Common Foundations for Recursive Shape Languages

Shqiponja Ahmetaj,Iovka Boneva,Jan Hidders,Maxime Jakubowski,Jose-Emilio Labra-Gayo,Wim Martens,Fabio Mogavero,Filip Murlak,Cem Okulmus,Ognjen Savković,Mantas Šimkus,Dominik Tomaszuk

As schema languages for RDF data become more mature, we are seeing efforts to extend them with recursive semantics, applying diverse ideas from logic programming and description logics. While ShEx has an official recursive semantics based on greatest fixpoints (GFP), the discussion for SHACL is ongoing and seems to be converging towards least fixpoints (LFP). A practical study we perform shows that, indeed, ShEx validators implement GFP, whereas SHACL validators are more heterogeneous. This situation creates tension between ShEx and SHACL, as their semantic commitments appear to diverge, potentially undermining interoperability and predictability. We aim to clarify this design space by comparing the main semantic options in a principled yet accessible way, hoping to engage both theoreticians and practitioners, especially those involved in developing tools and standards. We present a unifying formal semantics that treats LFP, GFP, and supported model semantics (SMS), clarifying their relationships and highlighting a duality between LFP and GFP on stratified fragments. Next, we investigate to which extent the directions taken by SHACL and ShEx are compatible. We show that, although ShEx and SHACL seem to be going in different directions, they include large fragments with identical expressive power. Moreover, there is a strong correspondence between these fragments through the aforementioned principle of duality. Finally, we present a complete picture of the data and combined complexity of ShEx and SHACL validation under LFP, GFP, and SMS, showing that SMS comes at a higher computational cost under standard complexity-theoretic assumptions.

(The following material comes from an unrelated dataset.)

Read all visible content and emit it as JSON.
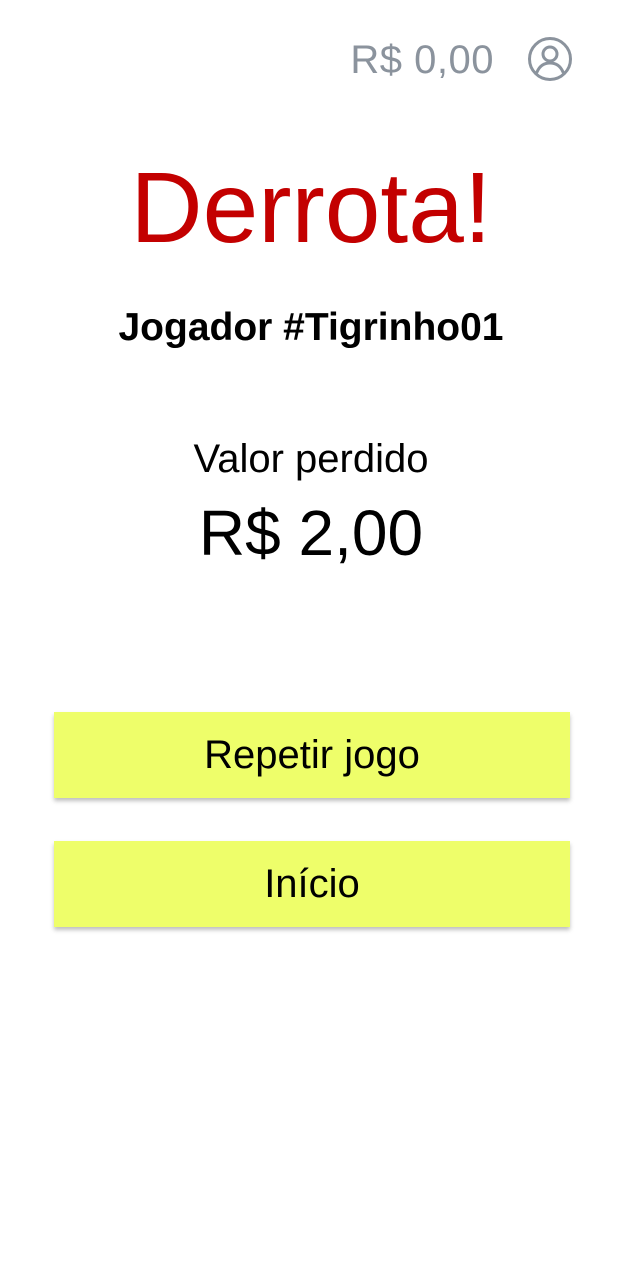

翻译：随着RDF数据的模式语言日趋成熟，我们观察到学界正借助逻辑编程和描述逻辑中的多样化思想，尝试为其扩展递归语义。尽管ShEx基于最大不动点（GFP）拥有官方递归语义，但关于SHACL的讨论仍在进行中，且似乎正趋向于最小不动点（LFP）。我们开展的一项实践研究表明，ShEx验证器确实实现了GFP，而SHACL验证器则更具异质性。这种状况在ShEx与SHACL之间造成张力，因为两者的语义承诺存在分歧，可能损害互操作性与可预测性。为厘清这一设计空间，我们以原则性且易于理解的方式比较主要语义选项，期望能吸引理论研究者与实践者（尤其是工具与标准开发人员）共同参与。我们提出一种统一的形式语义，涵盖LFP、GFP及支持模型语义（SMS），阐明三者关系并揭示分层片段上LFP与GFP的对偶性。进而探究SHACL与ShEx各自发展方向的可兼容程度：尽管两者看似分道扬镳，但其包含的大规模片段具有相同的表达能力，且这些片段可通过前述对偶原则实现强对应。最后，我们完整呈现了在LFP、GFP及SMS下ShEx与SHACL验证的数据复杂度与组合复杂度，表明在标准复杂度理论假设下SMS需承担更高的计算代价。